CS360 Lecture notes -- Logfiles and more on I/O

Directory: /blugreen/homes/plank/cs360/notes/Logfile

Lecture notes: http://www.cs.utk.edu/~plank/plank/classes/cs360/360/notes/Logfile/lecture.html

This lecture covers more various aspects of file i/o. It finishes chapter 3 in the book.

Writing log files

Try the following command on your machine:

UNIX> last | head -60

You'll see that it prints out the 60 most recent logins to your machine. This is a good example of the use of a "log file." What happens is that the system program responsible for letting users log into a system appends the login time, and the logout time to the file "/var/adm/wtmp". The "last" program reads "/var/adm/wtmp" and prints it to the screen an a readable form.

Now, suppose we wanted to write a program to append to a log. For example, suppose I wanted to log whenever someone used my fill program (do you remember the fill program from CS302? If not, fill is just a simple program that is used to justify text). The first thing I'd do is write a procedure something like the one below, and then put a call to it in my fill program.

(This is in logfill1.c, which is a program that simply makes a call to write_to_fill_log).

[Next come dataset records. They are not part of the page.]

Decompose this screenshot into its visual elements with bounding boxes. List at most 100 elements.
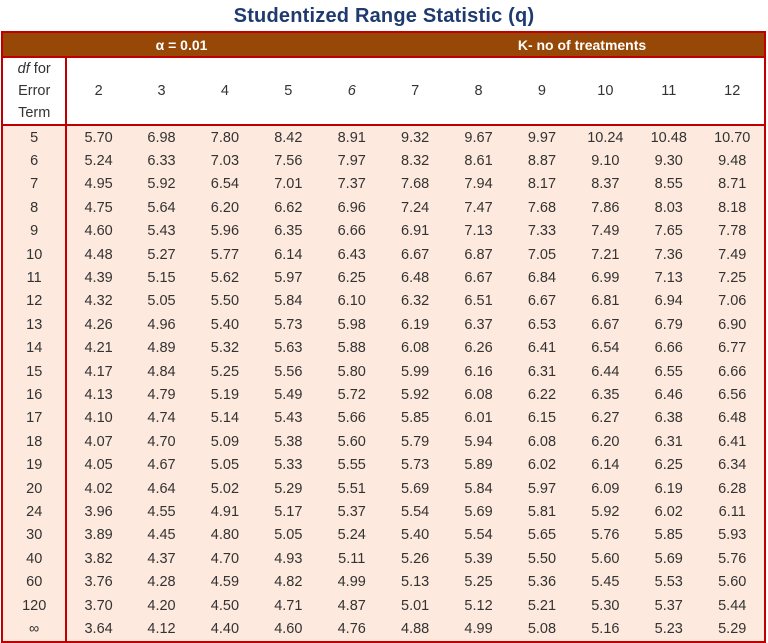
q-value-cell: 5.43 <box>256 406 321 431</box>
alpha-label: α = 0.01 <box>3 33 321 58</box>
q-value-cell: 8.42 <box>256 125 321 150</box>
q-value-cell: 7.56 <box>256 149 321 173</box>
q-value-cell: 5.80 <box>320 359 384 384</box>
q-value-cell: 5.54 <box>383 500 447 524</box>
table-row: 8 4.75 5.64 6.20 6.62 6.96 7.24 7.47 7.68 7.86 8.0… <box>3 196 764 220</box>
q-value-cell: 5.40 <box>383 523 447 548</box>
q-value-cell: 6.41 <box>700 430 764 454</box>
q-value-cell: 5.43 <box>129 219 194 243</box>
q-value-cell: 6.19 <box>383 313 447 337</box>
q-value-cell: 5.23 <box>637 617 701 641</box>
q-value-cell: 6.91 <box>383 219 447 243</box>
df-cell: 12 <box>3 289 68 314</box>
q-value-cell: 4.45 <box>129 523 194 548</box>
q-value-cell: 5.88 <box>320 336 384 360</box>
df-cell: 60 <box>3 570 68 594</box>
q-value-cell: 6.90 <box>700 313 764 337</box>
q-value-cell: 5.45 <box>573 570 638 594</box>
q-value-cell: 5.19 <box>193 383 257 407</box>
table-row: 60 3.76 4.28 4.59 4.82 4.99 5.13 5.25 5.36 5.45 5.… <box>3 570 764 594</box>
q-value-cell: 6.19 <box>637 476 701 501</box>
q-value-cell: 10.24 <box>573 125 638 150</box>
q-value-cell: 7.68 <box>510 196 574 220</box>
q-value-cell: 5.66 <box>320 406 384 431</box>
q-value-cell: 7.94 <box>446 172 511 197</box>
q-value-cell: 4.71 <box>256 593 321 618</box>
q-value-cell: 5.01 <box>383 593 447 618</box>
q-value-cell: 6.08 <box>510 430 574 454</box>
q-value-cell: 5.37 <box>320 500 384 524</box>
q-value-cell: 7.01 <box>256 172 321 197</box>
q-value-cell: 6.66 <box>700 359 764 384</box>
q-value-cell: 9.30 <box>637 149 701 173</box>
q-value-cell: 7.65 <box>637 219 701 243</box>
column-header-k-9: 9 <box>510 57 574 126</box>
column-header-k-2: 2 <box>66 57 130 126</box>
q-value-cell: 5.14 <box>193 406 257 431</box>
q-value-cell: 4.10 <box>66 406 130 431</box>
column-header-k-6: 6 <box>320 57 384 126</box>
df-cell: 20 <box>3 476 68 501</box>
q-value-cell: 6.38 <box>637 406 701 431</box>
q-value-cell: 5.60 <box>573 547 638 571</box>
q-value-cell: 5.92 <box>129 172 194 197</box>
q-value-cell: 3.64 <box>66 617 130 641</box>
q-value-cell: 5.05 <box>129 289 194 314</box>
column-header-k-10: 10 <box>573 57 638 126</box>
q-value-cell: 6.56 <box>700 383 764 407</box>
column-header-k-12: 12 <box>700 57 764 126</box>
table-row: 40 3.82 4.37 4.70 4.93 5.11 5.26 5.39 5.50 5.60 5.… <box>3 547 764 571</box>
q-value-cell: 4.50 <box>193 593 257 618</box>
q-value-cell: 6.02 <box>637 500 701 524</box>
q-value-cell: 7.80 <box>193 125 257 150</box>
q-value-cell: 6.53 <box>510 313 574 337</box>
q-value-cell: 6.98 <box>129 125 194 150</box>
q-value-cell: 5.16 <box>573 617 638 641</box>
q-value-cell: 5.12 <box>446 593 511 618</box>
q-value-cell: 6.44 <box>573 359 638 384</box>
q-value-cell: 5.65 <box>510 523 574 548</box>
q-value-cell: 5.73 <box>383 453 447 477</box>
table-row: 30 3.89 4.45 4.80 5.05 5.24 5.40 5.54 5.65 5.76 5.… <box>3 523 764 548</box>
header-band: α = 0.01 K- no of treatments <box>3 33 764 58</box>
df-cell: 17 <box>3 406 68 431</box>
column-header-k-7: 7 <box>383 57 447 126</box>
df-header: df for Error Term <box>3 57 68 126</box>
q-value-cell: 6.48 <box>383 266 447 290</box>
q-value-cell: 5.92 <box>383 383 447 407</box>
q-value-cell: 4.60 <box>256 617 321 641</box>
q-value-cell: 5.51 <box>320 476 384 501</box>
q-value-cell: 7.37 <box>320 172 384 197</box>
q-value-cell: 5.53 <box>637 570 701 594</box>
table-row: 5 5.70 6.98 7.80 8.42 8.91 9.32 9.67 9.97 10.24 10… <box>3 125 764 150</box>
q-value-cell: 6.54 <box>573 336 638 360</box>
q-value-cell: 4.60 <box>66 219 130 243</box>
q-value-cell: 5.39 <box>446 547 511 571</box>
q-value-cell: 8.55 <box>637 172 701 197</box>
q-value-cell: 5.97 <box>256 266 321 290</box>
df-cell: 30 <box>3 523 68 548</box>
q-value-cell: 7.36 <box>637 242 701 267</box>
q-value-cell: 9.32 <box>383 125 447 150</box>
q-value-cell: 5.84 <box>446 476 511 501</box>
df-cell: 5 <box>3 125 68 150</box>
q-value-cell: 3.96 <box>66 500 130 524</box>
q-value-cell: 5.77 <box>193 242 257 267</box>
q-value-cell: 5.21 <box>510 593 574 618</box>
q-value-cell: 5.70 <box>66 125 130 150</box>
q-value-cell: 4.74 <box>129 406 194 431</box>
q-value-cell: 4.84 <box>129 359 194 384</box>
q-value-cell: 8.37 <box>573 172 638 197</box>
q-value-cell: 5.25 <box>193 359 257 384</box>
q-value-cell: 7.86 <box>573 196 638 220</box>
q-value-cell: 5.29 <box>700 617 764 641</box>
table-row: 120 3.70 4.20 4.50 4.71 4.87 5.01 5.12 5.21 5.30 5… <box>3 593 764 618</box>
q-value-cell: 7.49 <box>700 242 764 267</box>
table-row: 15 4.17 4.84 5.25 5.56 5.80 5.99 6.16 6.31 6.44 6.… <box>3 359 764 384</box>
q-value-cell: 9.10 <box>573 149 638 173</box>
q-value-cell: 5.24 <box>320 523 384 548</box>
q-value-cell: 4.21 <box>66 336 130 360</box>
q-value-cell: 6.84 <box>510 266 574 290</box>
df-cell: 7 <box>3 172 68 197</box>
q-value-cell: 5.25 <box>446 570 511 594</box>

#define LOG_FILE "/blugreen/homes/plank/cs360/notes/Logfile/fill_log_file"

write_to_fill_log()
{
  char *username;
  long t;
  FILE *f;

  username = getenv("USER");
  t = time(0);

  f = fopen(LOG_FILE, "a");
  /* error check */

  fprintf(f, "%s %ld\n", username, t);
  fclose(f);
}

As before, feel free to copy all the .c files and the makefile to a directory of your own, and compile and run them. Here, go ahead and run logfill1. Then check the file /blugreen/homes/plank/cs360/notes/Logfile/fill_log_file and see if indeed your log entry is there. Read the manual page for time (man -s 2 time) to see what the time number is. You can do this multiple times. I don't care.

Now, this seems to work fine, but the question arises -- what happens if two people in different processes call write_to_fill_log() simultaneously? Specifically, what happens if one process gets switched off the CPU by the operating system just after the call to fopen(), and another process runs and calls write_to_fill_log()? You can get the answer in chapter 3 of the book -- what happens is that both processes see the same value for the end of file, and thus will both write to the same location in the file. This may well corrupt the log file. You might say "so, how many times are two people going to be calling write_to_fill_log() simultaneously? Should I really care about this?" The answer is maybe. If you think the chances that two people will call this routine simultaneously are sufficiently negligible, then don't worry about it. However, if these chances are non-trivial (as for the "last" routine above), then you have to do something about it.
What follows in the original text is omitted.